PETRON Corp. said last week it would closely coordinate with the transportation department in its plan to convert the former Pandacan oil depot into a food terminal.
“I will help in the name of public interest if that [the former Pandacan oil depot] will be converted into a public market, bagsakan ng pagkain, kagaya ng isda, gulay, meat,” Petron President Ramon S. Ang said.
He said it is best to convert the entire area into a public market, assuring goods to be sold there would be cheaper by 50 percent because of seamless and faster travel.
“Magmumura na ang delivery, kasi tollway-to-tollway na because we will have the connector road, TPLEx [Tarlac-Pangasinan-La Union Expressway] and Nlex [North Luzon Expressway],” Ang added.
The Department of Transportation (DOTr), Ang said, must be on top of this. “The TOR [terms of reference] will be done by the DoTr. PNOC [Philippine National Oil Co.] will cooperate with the DoTr.”
“Nag-usap na kami,” Ang said, referring to Manila City Mayor Joseph E. Estrada. “What good is Pandacan if we don’t help in the masterplan?”
Petron, Pilipinas Shell and Caltex Philippines used to house their respective terminals within the 30-hectare property until they were ordered by the Supreme Court (SC) to cease operations at the site and vacate the area.
The SC ruled Manila City Ordinance 8187, which allowed the three oil companies to keep their oil depot in Pandacan, was unconstitutional and invalid.
However, neither the local government of Manila nor the DoTr owns the property. State-owned PNOC owns the 11.89-hectare property.
PNOC President Reuben Lista said Petron must coordinate with his office on this.
“They must talk to us. Their plan is okay, but they must talk to us because we own the land,” he said last week when sought for comment.
The Pandacan property was originally leased to Petron for 25 years from September 1, 1993 to August 31, 2018.
The 11.89-hectare land is part of the 33-hectare depot, which used to house the storage facilities and distribution terminals of the oil firms.
Lista said early this year PNOC plans to redevelop it.

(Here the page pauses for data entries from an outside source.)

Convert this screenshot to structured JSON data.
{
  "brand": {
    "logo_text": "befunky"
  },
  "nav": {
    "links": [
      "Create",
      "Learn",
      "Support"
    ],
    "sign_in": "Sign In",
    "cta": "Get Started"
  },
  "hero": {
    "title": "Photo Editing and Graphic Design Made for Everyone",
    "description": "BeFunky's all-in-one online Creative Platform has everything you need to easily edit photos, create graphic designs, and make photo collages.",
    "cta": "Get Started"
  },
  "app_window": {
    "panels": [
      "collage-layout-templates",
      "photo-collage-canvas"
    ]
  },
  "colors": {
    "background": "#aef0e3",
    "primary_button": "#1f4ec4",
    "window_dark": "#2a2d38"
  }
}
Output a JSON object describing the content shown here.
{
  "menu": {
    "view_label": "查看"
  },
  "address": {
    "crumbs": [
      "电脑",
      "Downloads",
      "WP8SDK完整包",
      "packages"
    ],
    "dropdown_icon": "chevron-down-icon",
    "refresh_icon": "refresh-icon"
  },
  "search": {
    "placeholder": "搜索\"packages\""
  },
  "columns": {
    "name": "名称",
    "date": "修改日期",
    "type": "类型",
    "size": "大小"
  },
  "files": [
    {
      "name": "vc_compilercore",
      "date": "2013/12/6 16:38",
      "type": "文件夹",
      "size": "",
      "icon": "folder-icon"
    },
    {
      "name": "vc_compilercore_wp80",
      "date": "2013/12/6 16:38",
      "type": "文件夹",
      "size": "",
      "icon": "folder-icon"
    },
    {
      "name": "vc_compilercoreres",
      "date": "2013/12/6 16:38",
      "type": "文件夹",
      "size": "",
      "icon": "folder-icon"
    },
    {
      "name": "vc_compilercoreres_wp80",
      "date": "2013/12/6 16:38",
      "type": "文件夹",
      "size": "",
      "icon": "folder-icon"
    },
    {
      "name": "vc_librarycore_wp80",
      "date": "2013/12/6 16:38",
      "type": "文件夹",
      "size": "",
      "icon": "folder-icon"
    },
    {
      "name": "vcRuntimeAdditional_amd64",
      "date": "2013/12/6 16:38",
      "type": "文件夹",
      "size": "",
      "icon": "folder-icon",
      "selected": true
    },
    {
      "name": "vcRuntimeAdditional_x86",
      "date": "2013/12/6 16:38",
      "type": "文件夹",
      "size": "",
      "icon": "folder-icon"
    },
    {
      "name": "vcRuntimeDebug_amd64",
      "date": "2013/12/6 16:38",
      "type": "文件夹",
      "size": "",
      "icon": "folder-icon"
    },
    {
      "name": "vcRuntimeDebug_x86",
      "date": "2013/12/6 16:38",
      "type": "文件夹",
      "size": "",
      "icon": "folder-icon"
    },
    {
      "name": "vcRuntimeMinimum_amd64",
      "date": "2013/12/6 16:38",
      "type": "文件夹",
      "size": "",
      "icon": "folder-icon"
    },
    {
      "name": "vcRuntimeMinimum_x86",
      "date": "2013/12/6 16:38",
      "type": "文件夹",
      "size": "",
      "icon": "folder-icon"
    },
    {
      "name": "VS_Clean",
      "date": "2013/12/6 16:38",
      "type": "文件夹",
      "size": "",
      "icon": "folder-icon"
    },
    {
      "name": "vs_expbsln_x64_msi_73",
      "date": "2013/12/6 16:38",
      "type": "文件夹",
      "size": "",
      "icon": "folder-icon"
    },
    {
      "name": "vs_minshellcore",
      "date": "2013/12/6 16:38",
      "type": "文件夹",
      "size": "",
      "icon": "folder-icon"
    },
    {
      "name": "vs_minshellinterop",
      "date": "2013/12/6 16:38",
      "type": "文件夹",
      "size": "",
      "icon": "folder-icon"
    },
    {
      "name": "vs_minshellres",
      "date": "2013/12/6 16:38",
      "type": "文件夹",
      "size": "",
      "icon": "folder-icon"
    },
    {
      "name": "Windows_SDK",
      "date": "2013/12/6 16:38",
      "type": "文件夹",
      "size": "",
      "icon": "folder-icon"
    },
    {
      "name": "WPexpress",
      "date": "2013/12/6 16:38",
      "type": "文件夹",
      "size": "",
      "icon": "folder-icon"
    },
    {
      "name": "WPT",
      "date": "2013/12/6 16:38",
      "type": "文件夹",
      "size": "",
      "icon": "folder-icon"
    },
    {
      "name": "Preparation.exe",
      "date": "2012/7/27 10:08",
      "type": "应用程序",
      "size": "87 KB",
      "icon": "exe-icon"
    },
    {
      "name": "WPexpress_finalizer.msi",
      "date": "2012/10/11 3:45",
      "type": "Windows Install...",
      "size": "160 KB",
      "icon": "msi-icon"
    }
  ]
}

“We have a property in Pandacan. Petron’s oil depot; that’s ours. We are also studying how to utilize it,” he said.
PNOC’s other property, which it wants to convert into various energy centers, includes a 19.22-hectare energy-supply base, of which 10.55 hectares are leased to its unit PNOC-Exploration Corp.; 4.27 hectares rented by Petron as bulk plant, while the remaining 4.4 hectares are hilly/eroded portions. These are located in Batangas.Lista said the rental fees paid by Petron for the use of PNOC’s land should be reviewed because “the amount they currently pay is only 10 percent of what should be paid.”

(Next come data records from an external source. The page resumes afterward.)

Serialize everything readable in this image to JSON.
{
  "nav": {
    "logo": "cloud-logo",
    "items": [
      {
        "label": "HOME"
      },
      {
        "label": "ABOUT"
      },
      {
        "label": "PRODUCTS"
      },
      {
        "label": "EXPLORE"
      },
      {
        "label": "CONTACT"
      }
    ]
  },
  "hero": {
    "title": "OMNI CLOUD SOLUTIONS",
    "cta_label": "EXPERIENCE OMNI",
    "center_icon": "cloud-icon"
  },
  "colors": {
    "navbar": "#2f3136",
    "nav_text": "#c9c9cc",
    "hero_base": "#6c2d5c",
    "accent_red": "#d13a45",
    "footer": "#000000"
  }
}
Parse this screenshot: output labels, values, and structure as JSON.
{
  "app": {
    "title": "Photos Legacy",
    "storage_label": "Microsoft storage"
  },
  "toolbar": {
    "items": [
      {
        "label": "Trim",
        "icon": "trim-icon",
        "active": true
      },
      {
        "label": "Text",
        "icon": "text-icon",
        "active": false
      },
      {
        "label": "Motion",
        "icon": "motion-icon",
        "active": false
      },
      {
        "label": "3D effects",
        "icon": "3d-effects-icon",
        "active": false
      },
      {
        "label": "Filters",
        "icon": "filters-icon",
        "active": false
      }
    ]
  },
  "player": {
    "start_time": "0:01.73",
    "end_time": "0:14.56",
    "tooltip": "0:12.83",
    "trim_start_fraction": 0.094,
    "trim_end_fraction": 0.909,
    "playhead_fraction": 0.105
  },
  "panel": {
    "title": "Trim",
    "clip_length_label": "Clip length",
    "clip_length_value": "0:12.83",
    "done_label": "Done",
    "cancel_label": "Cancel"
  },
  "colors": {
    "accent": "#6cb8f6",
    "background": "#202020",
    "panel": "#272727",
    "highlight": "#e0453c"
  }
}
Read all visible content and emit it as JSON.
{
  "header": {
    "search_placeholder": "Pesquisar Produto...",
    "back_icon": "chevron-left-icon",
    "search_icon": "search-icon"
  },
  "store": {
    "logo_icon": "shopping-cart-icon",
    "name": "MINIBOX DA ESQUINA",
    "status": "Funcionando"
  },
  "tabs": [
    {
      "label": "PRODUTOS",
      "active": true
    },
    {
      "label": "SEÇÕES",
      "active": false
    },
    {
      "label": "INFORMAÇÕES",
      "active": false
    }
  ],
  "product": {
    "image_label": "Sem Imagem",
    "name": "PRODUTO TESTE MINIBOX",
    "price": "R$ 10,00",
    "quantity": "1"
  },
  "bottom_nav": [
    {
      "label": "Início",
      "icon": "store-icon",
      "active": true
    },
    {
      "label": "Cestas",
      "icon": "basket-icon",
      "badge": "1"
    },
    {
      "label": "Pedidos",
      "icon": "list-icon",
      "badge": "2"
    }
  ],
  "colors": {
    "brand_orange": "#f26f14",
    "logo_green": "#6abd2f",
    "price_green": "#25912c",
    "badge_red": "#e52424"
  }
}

“But I am thankful Mr. Ang has recognized it needs to be re-assessed,” Lista added.
Ang said last week Petron is open to renegotiate with PNOC.
“It’s no problem. We are open to that. If there is a need to re-assess, then we are okay with it. Okay lang naman kung gusto nila taasan. But how do we determine? How to price it? Pa-appraise natin, pagawan natin ng evaluation sa third party. Pareho kami mag hire. I hire, they hire, then we show it to each other,” Ang said.